Thirty years ago this summer, I moved to Madison, Wisconsin, and discovered an indie radio station with a playlist of songs that sounded nothing like the AM and FM radio I’d grown up with.
Prime listening time was roughly 2 to 4 p.m. weekdays, the down time between working out and heading to work. That’s when the volunteer DJs on WORT-FM — Back Porch Radio — dropped rock, funk, R&B, hip-hop, soul, punk and country into their free-form, cutting-edge shows.
That astonishing mix often left my head spinning, barely able to match song with artist. One day, I remained coherent enough to match a band name to something I’d heard on WORT. Then I headed down to State Street to buy “Sundown” by Rank and File.
It was — and is — a crisp, sunny, spirited revival of the Bakersfield country sound done by some California guys who came together in Austin, Texas, in the early ’80s.

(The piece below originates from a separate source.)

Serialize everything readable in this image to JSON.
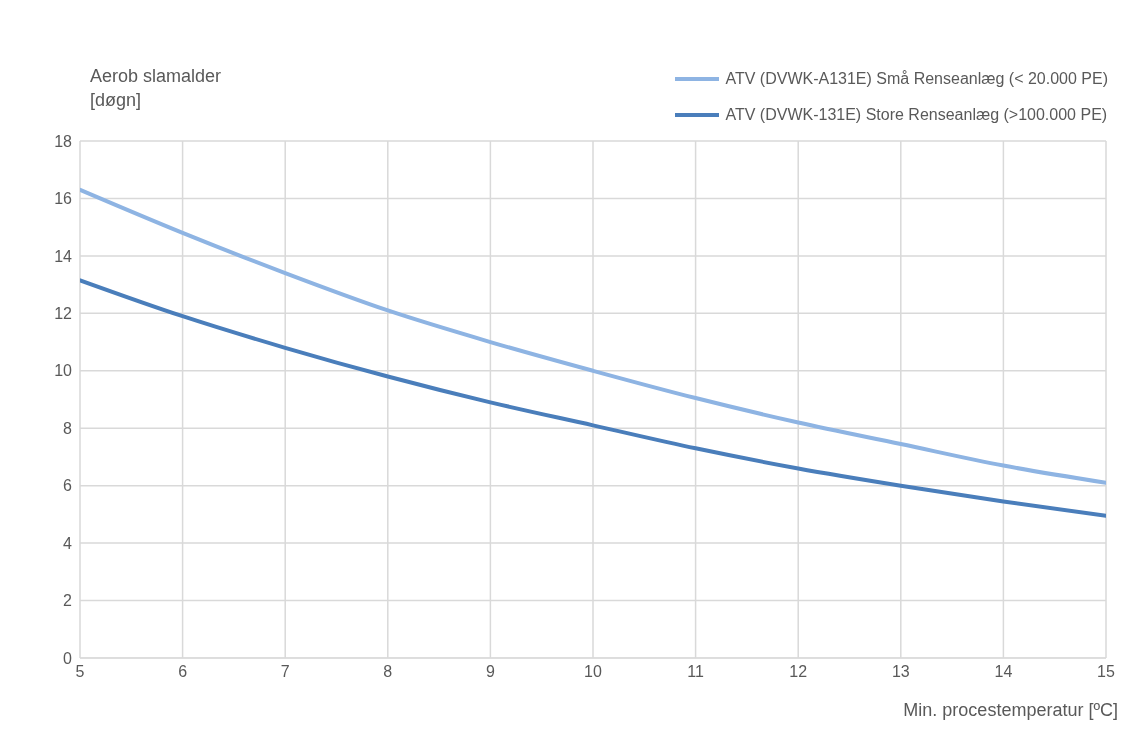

It fell into the cowpunk genre, but it was punk only in that brothers Chip and Tony Kinman put together Rank and File after their punk band (the Dils) broke up, and only in that a third member, Alejandro Escovedo, also came from a punk band (the Nuns).
Having grown up watching the Glen Campbell and Johnny Cash variety shows, country always had a place at our table. Amid all that adventurous and sometimes intimidating music on WORT, “Sundown” was accessible, something vaguely familiar.
“Sundown” is one of those records that captures a certain time in my life. I drop it on the turntable, and the sense that I am exploring brave new worlds comes rushing back. Side 1, which we have for you tonight, plays like a single song in my head. I played it that often.
“Amanda Ruth,” “(Glad I’m) Not In Love,” “Rank And File” and “The Conductor Wore Black,” Rank and File, from “Sundown,” 1982. This is Side 1. It runs 13:46. It’s out of print but is available digitally on “Rank and File: The Slash Years,” a 2007 release with “Sundown” and “Long Gone Dead,” the first two Rank and File albums.
That crisp, sunny, spirited moment was fleeting, relatively speaking.
Escovedo left after “Sundown” and went on to a fine solo career.
Rank and File put out only two more albums, doing both with session musicians. I once had the second album, “Long Gone Dead” from 1984, which some people like. I remember nothing about it.
The band broke up in 1987. The Kinman brothers then formed Blackbird, a synth-pop group, then by the mid-’90s had wandered back to cowpunk and eventually back to punk.